Oberhausen im Ruhrgebiet und Freital in Sachsen: Die beiden Städte verbindet eine langjährige Freundschaft. Doch seit die Ruhrpottmetropole unter der steigenden Schuldenlast ächzt, wird - mehr oder weniger offen - über den Solidarpakt Ost diskutiert.

Von Friederike Schulz und Claudia Altmann | 11.04.2012
    Pünktlich um 14 Uhr kurbelt der "Geheimagent" der "Schwarzbank Oberhausen" den Rollladen hoch. Schon steht auch der erste potenzielle Kreditnehmer vor der Tür des Baucontainers in der Oberhausener Fußgängerzone.

    "Da können Sie reinkommen, dann kann ich Sie beraten."

    Und schon ist der erste Kunde des Tages gewonnen: Ein Herr mittleren Alters, in schwarzem Trainingsanzug betritt den Container, blickt den "Geheimagenten" fragend an.

    "Also hier, in der Hauptfiliale der Schwarzbank, vergeben wir Mikrokredite in der Höhe von 20 Kohle. Und die Kunden, die hier zu uns kommen, müssen dafür nicht etwa Euro hinlegen, sondern sie müssen eine Tätigkeit anbieten von mindestens einer Stunde Dauer. Grundvoraussetzung ist, dass diese Tätigkeit in der Zukunft liegt und dass sie für diese Tätigkeit ansonsten nicht bezahlt werden."

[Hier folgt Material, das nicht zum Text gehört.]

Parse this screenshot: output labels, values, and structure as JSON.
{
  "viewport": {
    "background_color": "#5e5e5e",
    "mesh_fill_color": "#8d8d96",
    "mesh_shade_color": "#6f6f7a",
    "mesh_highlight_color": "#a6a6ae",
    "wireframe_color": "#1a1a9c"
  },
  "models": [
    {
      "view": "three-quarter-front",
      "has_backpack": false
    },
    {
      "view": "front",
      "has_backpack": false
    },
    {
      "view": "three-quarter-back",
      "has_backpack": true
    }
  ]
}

    Eine Idee, die ankommt: 500 Mikrokredite hat die "Schwarzbank Oberhausen" während ihrer Öffnungszeit im März an interessierte Bürger vergeben. Die haben sich wiederum verpflichtet, eine gemeinnützige Tätigkeit anzubieten: das Pflaster in der Fußgängerzone bemalen etwa oder auch einen Parkplatz fegen. Dafür bekamen die Kreditnehmer 20 "Kohle" ausgehändigt – eine Parallelwährung, mit der man in der Oberhausener Innenstadt einkaufen kann.

    Die "Schwarzbank Oberhausen" war ein gemeinsames Projekt des Theaters Oberhausen und rund 80 Einzelhandelsgeschäften. Der Geheimagent, ein Oberhausener Schauspieler, der seinen Namen nicht nennen möchte, erklärt:

    "Oberhausen empfindet sich sehr stark als Opfer der Schulden, und die Kohle gibt die Möglichkeit, einfach mal autark zu sein und zu sagen: Wir machen selber das Geld. Wenn uns das Geld fehlt, dann machen wir es halt selbst."

    Eine humorvolle Kunstaktion, aber wenn man den Oberhausener Oberbürgermeister Klaus Wehling über die Finanzlage in seiner Stadt reden hört, scheint eine Parallelwährung tatsächlich die einzige noch mögliche Lösung zu sein.

    "Wir werden, wenn nicht etwas grundsätzlich Positives passiert, die Zwei-Milliarden-Verschuldungsgrenze gegen Ende dieses Jahres erreichen. Wir dürfen kein Personal einstellen, wir dürfen nicht befördern, wir dürfen, wenn überhaupt, nur in eingeschränktem Maße ausbilden. Wir dürfen Kredite nur aufnehmen, nachdem wir zuvor in Düsseldorf angefragt haben, wir dürfen nicht investieren ohne Genehmigung der Aufsichtsbehörde in Düsseldorf, wir sind seit 2009 abgeschnitten von fast allen Förderprogrammen, weil wir den erforderlichen Eigenanteil aus eigener Kraft nicht aufbringen können."

    Willkommen im Jammertal West, willkommen in Oberhausen: Die Stadt Oberhausen lebt seit Jahren mit einem "Nothaushalt" – und darf laut Gemeindeordnung über ihren Etat nicht mehr selbst entscheiden. Die komplette Finanzplanung muss von der Bezirksregierung in Düsseldorf genehmigt werden.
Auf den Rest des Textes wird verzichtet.